Quell’abito del tradimento ai tempi dell’apartheid

Il regista Peter Brook, con semplicità e leggerezza affronta il dramma di una coppia sconvolta da una relazione extraconiugale di lei. L'incapacità di perdono si esplicita in punizioni psicologiche che portano ad un epilogo tragico, dove le scuse arrivano troppo tardi. Scenario è un sobborgo di Johannesburg
The suit di Peter Brook

"Coltivare la semplicità", consigliava il poeta e drammaturgo inglese Charles Lamb. Un precetto che si addice pienamente al regista Peter Brook. Sappiamo che, questo sapiente artigiano del teatro ha sempre dimostrato quanta ricchezza si possa trasmettere con la semplicità. Nel corso degli anni ha focalizzato sempre di più la sua attenzione sull’essenza della messinscena e del racconto, regalandoci spettacoli di grande magia alternati ad altri meno ammalianti.
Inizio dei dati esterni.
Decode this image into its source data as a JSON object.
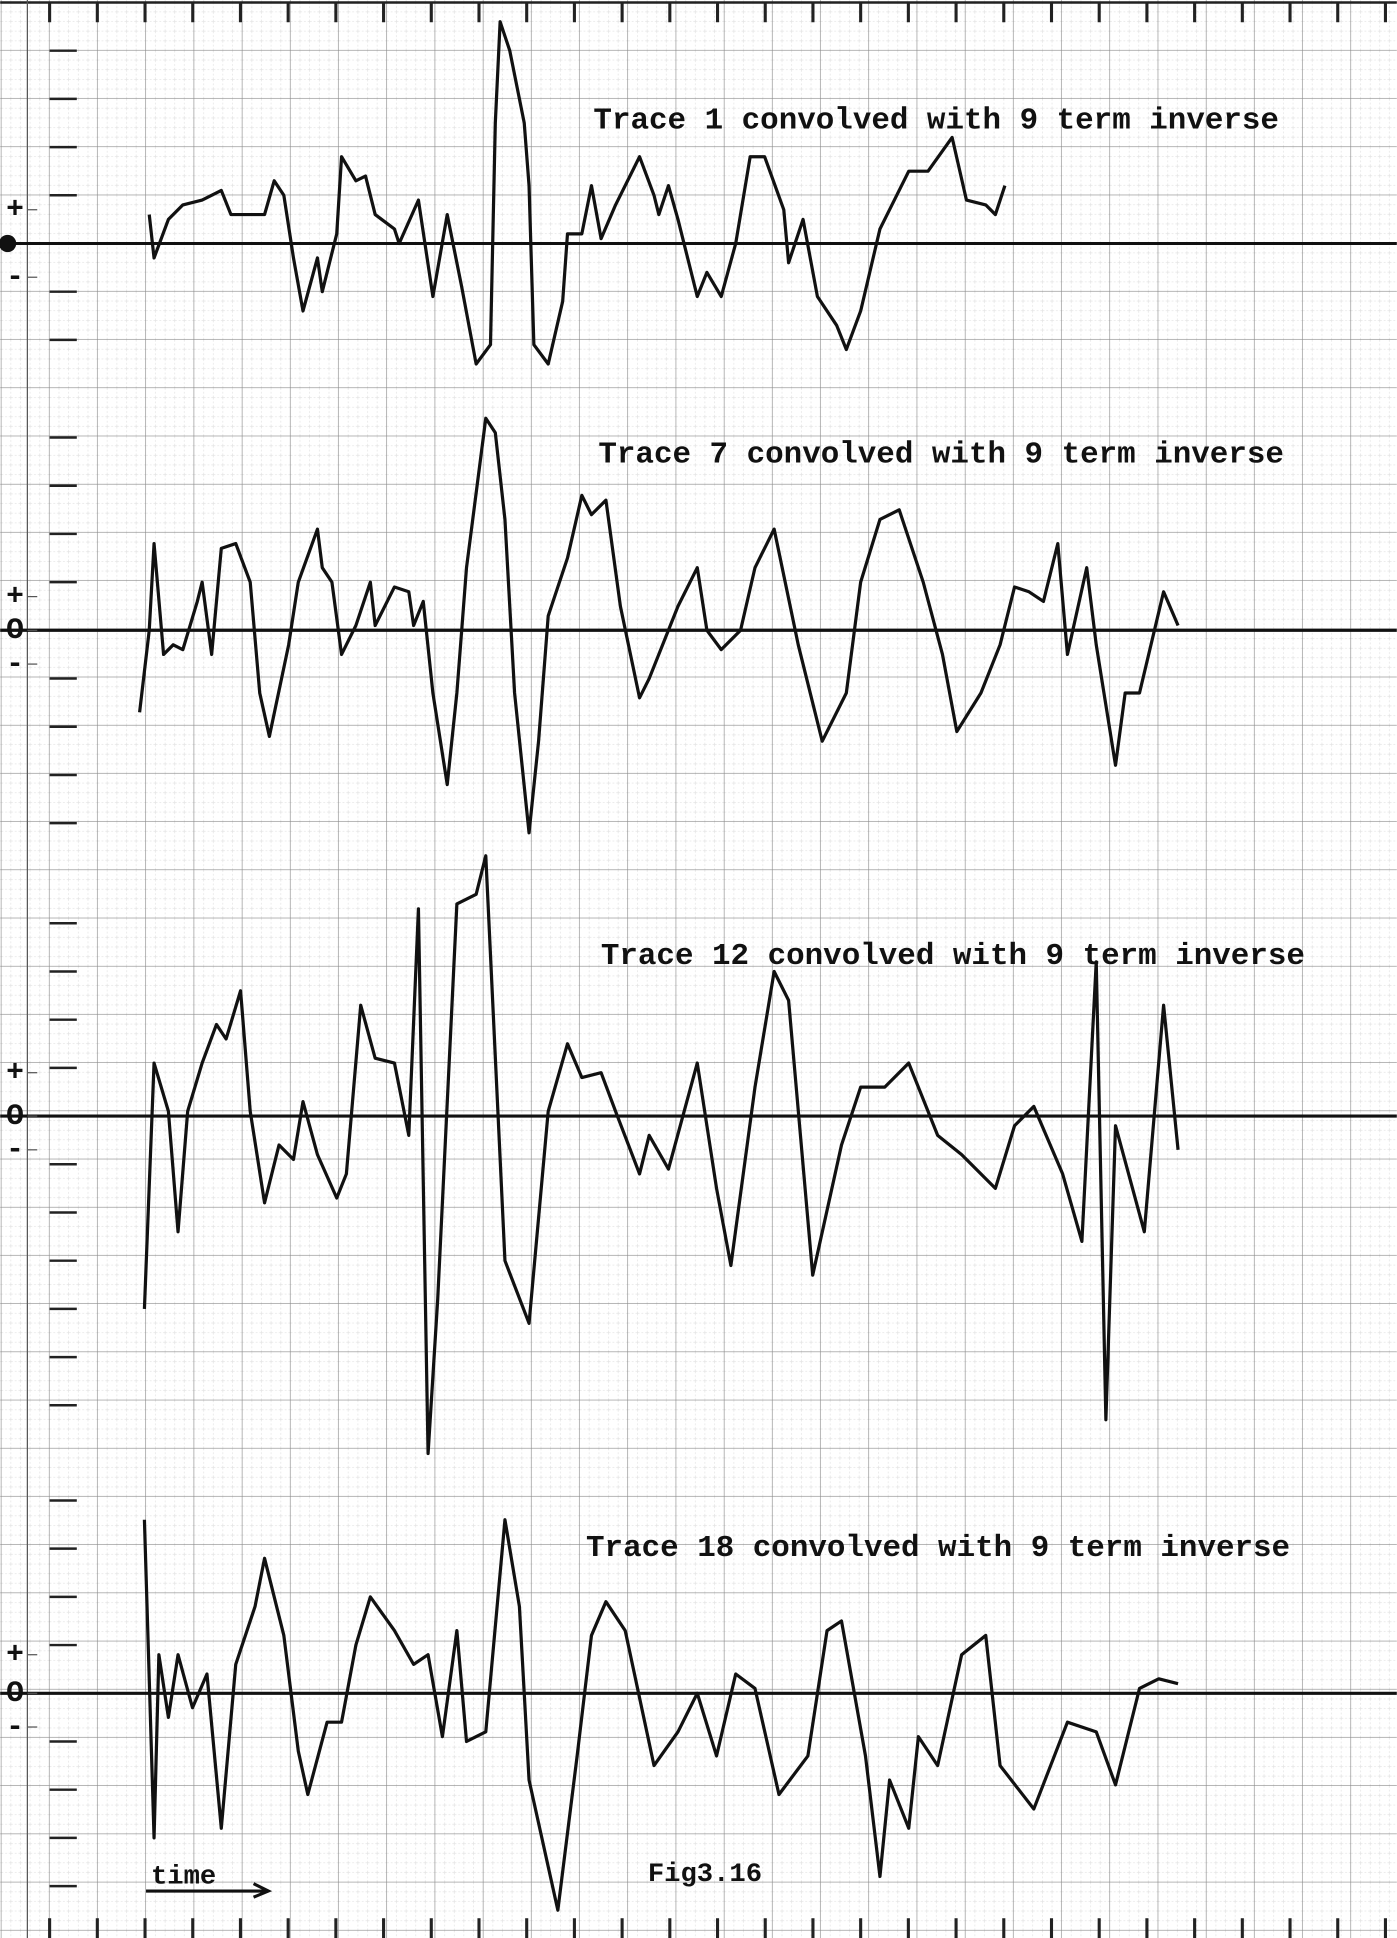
{
  "chart_data": [
    {
      "type": "line",
      "title": "Trace 1 convolved with 9 term inverse",
      "xlim": [
        0,
        29
      ],
      "ylim": [
        -3,
        5
      ],
      "yticks": [
        {
          "value": 0.7,
          "label": "+"
        },
        {
          "value": -0.7,
          "label": "-"
        }
      ],
      "color": "#111111",
      "x": [
        3.1,
        3.2,
        3.5,
        3.8,
        4.2,
        4.6,
        4.8,
        5.1,
        5.5,
        5.7,
        5.9,
        6.1,
        6.3,
        6.6,
        6.7,
        7.0,
        7.1,
        7.4,
        7.6,
        7.8,
        8.2,
        8.3,
        8.7,
        9.0,
        9.3,
        9.6,
        9.9,
        10.2,
        10.3,
        10.4,
        10.6,
        10.9,
        11.0,
        11.1,
        11.4,
        11.7,
        11.8,
        12.1,
        12.3,
        12.5,
        12.8,
        13.3,
        13.6,
        13.7,
        13.9,
        14.1,
        14.5,
        14.7,
        15.0,
        15.3,
        15.6,
        15.9,
        16.3,
        16.4,
        16.7,
        17.0,
        17.4,
        17.6,
        17.9,
        18.3,
        18.9,
        19.3,
        19.8,
        20.1,
        20.5,
        20.7,
        20.9
      ],
      "values": [
        0.6,
        -0.3,
        0.5,
        0.8,
        0.9,
        1.1,
        0.6,
        0.6,
        0.6,
        1.3,
        1.0,
        -0.3,
        -1.4,
        -0.3,
        -1.0,
        0.2,
        1.8,
        1.3,
        1.4,
        0.6,
        0.3,
        0.0,
        0.9,
        -1.1,
        0.6,
        -0.9,
        -2.5,
        -2.1,
        2.5,
        4.6,
        4.0,
        2.5,
        1.2,
        -2.1,
        -2.5,
        -1.2,
        0.2,
        0.2,
        1.2,
        0.1,
        0.8,
        1.8,
        1.0,
        0.6,
        1.2,
        0.5,
        -1.1,
        -0.6,
        -1.1,
        0.0,
        1.8,
        1.8,
        0.7,
        -0.4,
        0.5,
        -1.1,
        -1.7,
        -2.2,
        -1.4,
        0.3,
        1.5,
        1.5,
        2.2,
        0.9,
        0.8,
        0.6,
        1.2
      ]
    },
    {
      "type": "line",
      "title": "Trace 7 convolved with 9 term inverse",
      "xlim": [
        0,
        29
      ],
      "ylim": [
        -5,
        5
      ],
      "yticks": [
        {
          "value": 0.7,
          "label": "+"
        },
        {
          "value": 0,
          "label": "O"
        },
        {
          "value": -0.7,
          "label": "-"
        }
      ],
      "color": "#111111",
      "x": [
        2.9,
        3.1,
        3.2,
        3.4,
        3.6,
        3.8,
        4.1,
        4.2,
        4.4,
        4.6,
        4.9,
        5.2,
        5.4,
        5.6,
        6.0,
        6.2,
        6.6,
        6.7,
        6.9,
        7.1,
        7.4,
        7.7,
        7.8,
        8.2,
        8.5,
        8.6,
        8.8,
        9.0,
        9.3,
        9.5,
        9.7,
        10.1,
        10.3,
        10.5,
        10.7,
        11.0,
        11.2,
        11.4,
        11.8,
        12.1,
        12.3,
        12.6,
        12.9,
        13.3,
        13.5,
        14.1,
        14.5,
        14.7,
        15.0,
        15.4,
        15.7,
        16.1,
        16.6,
        17.1,
        17.6,
        17.9,
        18.3,
        18.7,
        19.2,
        19.6,
        19.9,
        20.4,
        20.8,
        21.1,
        21.4,
        21.7,
        22.0,
        22.2,
        22.6,
        22.8,
        23.2,
        23.4,
        23.7,
        24.2,
        24.5
      ],
      "values": [
        -1.7,
        0.0,
        1.8,
        -0.5,
        -0.3,
        -0.4,
        0.6,
        1.0,
        -0.5,
        1.7,
        1.8,
        1.0,
        -1.3,
        -2.2,
        -0.3,
        1.0,
        2.1,
        1.3,
        1.0,
        -0.5,
        0.1,
        1.0,
        0.1,
        0.9,
        0.8,
        0.1,
        0.6,
        -1.3,
        -3.2,
        -1.3,
        1.3,
        4.4,
        4.1,
        2.3,
        -1.3,
        -4.2,
        -2.3,
        0.3,
        1.5,
        2.8,
        2.4,
        2.7,
        0.5,
        -1.4,
        -1.0,
        0.5,
        1.3,
        0.0,
        -0.4,
        0.0,
        1.3,
        2.1,
        -0.3,
        -2.3,
        -1.3,
        1.0,
        2.3,
        2.5,
        1.0,
        -0.5,
        -2.1,
        -1.3,
        -0.3,
        0.9,
        0.8,
        0.6,
        1.8,
        -0.5,
        1.3,
        -0.3,
        -2.8,
        -1.3,
        -1.3,
        0.8,
        0.1
      ]
    },
    {
      "type": "line",
      "title": "Trace 12 convolved with 9 term inverse",
      "xlim": [
        0,
        29
      ],
      "ylim": [
        -7,
        5
      ],
      "yticks": [
        {
          "value": 0.9,
          "label": "+"
        },
        {
          "value": 0,
          "label": "O"
        },
        {
          "value": -0.7,
          "label": "-"
        }
      ],
      "color": "#111111",
      "x": [
        3.0,
        3.2,
        3.5,
        3.7,
        3.9,
        4.2,
        4.5,
        4.7,
        5.0,
        5.2,
        5.5,
        5.8,
        6.1,
        6.3,
        6.6,
        7.0,
        7.2,
        7.5,
        7.8,
        8.2,
        8.5,
        8.7,
        8.9,
        9.1,
        9.5,
        9.9,
        10.1,
        10.5,
        11.0,
        11.4,
        11.8,
        12.1,
        12.5,
        12.8,
        13.3,
        13.5,
        13.9,
        14.5,
        14.9,
        15.2,
        15.7,
        16.1,
        16.4,
        16.9,
        17.5,
        17.9,
        18.4,
        18.9,
        19.5,
        20.0,
        20.7,
        21.1,
        21.5,
        22.1,
        22.5,
        22.8,
        23.0,
        23.2,
        23.8,
        24.2,
        24.5
      ],
      "values": [
        -4.0,
        1.1,
        0.1,
        -2.4,
        0.1,
        1.1,
        1.9,
        1.6,
        2.6,
        0.1,
        -1.8,
        -0.6,
        -0.9,
        0.3,
        -0.8,
        -1.7,
        -1.2,
        2.3,
        1.2,
        1.1,
        -0.4,
        4.3,
        -7.0,
        -3.8,
        4.4,
        4.6,
        5.4,
        -3.0,
        -4.3,
        0.1,
        1.5,
        0.8,
        0.9,
        0.1,
        -1.2,
        -0.4,
        -1.1,
        1.1,
        -1.5,
        -3.1,
        0.6,
        3.0,
        2.4,
        -3.3,
        -0.6,
        0.6,
        0.6,
        1.1,
        -0.4,
        -0.8,
        -1.5,
        -0.2,
        0.2,
        -1.2,
        -2.6,
        3.2,
        -6.3,
        -0.2,
        -2.4,
        2.3,
        -0.7
      ]
    },
    {
      "type": "line",
      "title": "Trace 18 convolved with 9 term inverse",
      "xlim": [
        0,
        29
      ],
      "ylim": [
        -5,
        5
      ],
      "yticks": [
        {
          "value": 0.8,
          "label": "+"
        },
        {
          "value": 0,
          "label": "O"
        },
        {
          "value": -0.7,
          "label": "-"
        }
      ],
      "color": "#111111",
      "x": [
        3.0,
        3.2,
        3.3,
        3.5,
        3.7,
        4.0,
        4.3,
        4.6,
        4.9,
        5.3,
        5.5,
        5.9,
        6.2,
        6.4,
        6.8,
        7.1,
        7.4,
        7.7,
        8.2,
        8.6,
        8.9,
        9.2,
        9.5,
        9.7,
        10.1,
        10.5,
        10.8,
        11.0,
        11.6,
        12.0,
        12.3,
        12.6,
        13.0,
        13.6,
        14.1,
        14.5,
        14.9,
        15.3,
        15.7,
        16.2,
        16.8,
        17.2,
        17.5,
        18.0,
        18.3,
        18.5,
        18.9,
        19.1,
        19.5,
        20.0,
        20.5,
        20.8,
        21.5,
        22.2,
        22.8,
        23.2,
        23.7,
        24.1,
        24.5
      ],
      "values": [
        3.6,
        -3.0,
        0.8,
        -0.5,
        0.8,
        -0.3,
        0.4,
        -2.8,
        0.6,
        1.8,
        2.8,
        1.2,
        -1.2,
        -2.1,
        -0.6,
        -0.6,
        1.0,
        2.0,
        1.3,
        0.6,
        0.8,
        -0.9,
        1.3,
        -1.0,
        -0.8,
        3.6,
        1.8,
        -1.8,
        -4.5,
        -1.3,
        1.2,
        1.9,
        1.3,
        -1.5,
        -0.8,
        0.0,
        -1.3,
        0.4,
        0.1,
        -2.1,
        -1.3,
        1.3,
        1.5,
        -1.3,
        -3.8,
        -1.8,
        -2.8,
        -0.9,
        -1.5,
        0.8,
        1.2,
        -1.5,
        -2.4,
        -0.6,
        -0.8,
        -1.9,
        0.1,
        0.3,
        0.2
      ]
    }
  ],
  "caption": {
    "time_label": "time",
    "figure": "Fig3.16"
  }
}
Torna a emozionarci, tra risate e lacrime, con The Suit (spettacolo già allestito in francese col titolo Le costume), ispirato da un romanzo del 1950 dello scrittore sudafricano Can Themba (1924-1968), performance definita dallo stesso regista pièce en musique. In scena due appendiabiti utilizzati come finestre, armadi, porte e bus, tra sedie colorate che servono a delimitare diversi ambienti. Tre musicisti sono impegnati in alcuni ruoli, accanto a tre straordinari attori neri. Dentro una trama da vaudeville riecheggiano temi sociali che evocano l’inizio dell'apartheid situato a Sophiatown, cittadina a ovest di Johannesburg che sarà cancellata dalle ruspe dei bianchi con il trasferimento di migliaia di persone in zone più favorevoli alle azioni di polizia.

La storia, con umorismo e ironia iniziale, racconta di una giovane coppia, Filemone e Matilda, felicemente sposati, la cui vita improvvisamente sarà stravolta quando un giorno il marito scopre che la moglie ha una relazione con un altro uomo. Li coglie in flagrante. L’amante riesce a fuggire, ma lascia nella stanza il suo vestito. Sconvolto, ma senza usare nessun tipo di violenza, Filemone impone una punizione crudele: l’abito dell'amante dovrà rimanere in casa sempre in mostra, e sedere pure a tavola con loro, in modo da essere sempre ricordato. Per Matilda è l'inizio dell'inferno, e il suo sofferto desiderio di perdono si scontrerà con l’intransigente severità del marito.

Anche se col tempo il ménage famigliare sembrerà rientrare in una certa normalità, l’uomo alimenterà ulteriormente la penitenza inflitta mostrandola all’esterno: prima con la passeggiata domenicale, ulteriore simbolo umiliante del peccato della moglie; poi con una festa in casa dove lei, davanti agli invitati, sarà costretta a ballare con l’abito. Il tragico epilogo giungerà prima che l’uomo, finalmente persuaso a dimenticare e a perdonare, riesca a rimediare alla sofferenza provocata. Arriverà troppo tardi a casa. E lascia senza fiato la scena finale, consumata nel silenzio, in cui, frontalmente, seduto accanto a lei, le tiene la mano senza vita come un Otello senza più parole, con un indefinibile senso di colpa.

La meraviglia e la forza teatrale della messinscena di Brook deriva – oltre che dalla vivida evocazione di tempo e luogo sulla società sudafricana con gli uomini confinati in lavori umili e le donne dedite a opere di bene all'interno della comunità nera -, soprattutto dalla sua capacità di trasmettere con pochi mezzi, sentimenti universali. Ricordandoci che la donna è una cantante frustrata – una casalinga che aspira alla libertà sognando di poter cantare – Brook evoca anche l'esuberanza della vita cittadina attraverso la musica e il canto – da Miriam Makeba a Ella Fitzgerald – dando vita ad una serata vivace in casa della coppia coinvolgendo sul palcoscenico anche alcuni spettatori.

Uno spettacolo, The suit, che è una lezione di come con “leggerezza” si possano trattare con profondità tematiche “pesanti”. Che solo un maestro come Brook, e pochi altri, sa fare.

 

Al teatro Palladium di Roma, fino al 17; al Mercadante di Napoli dal 27/2 al 10/3.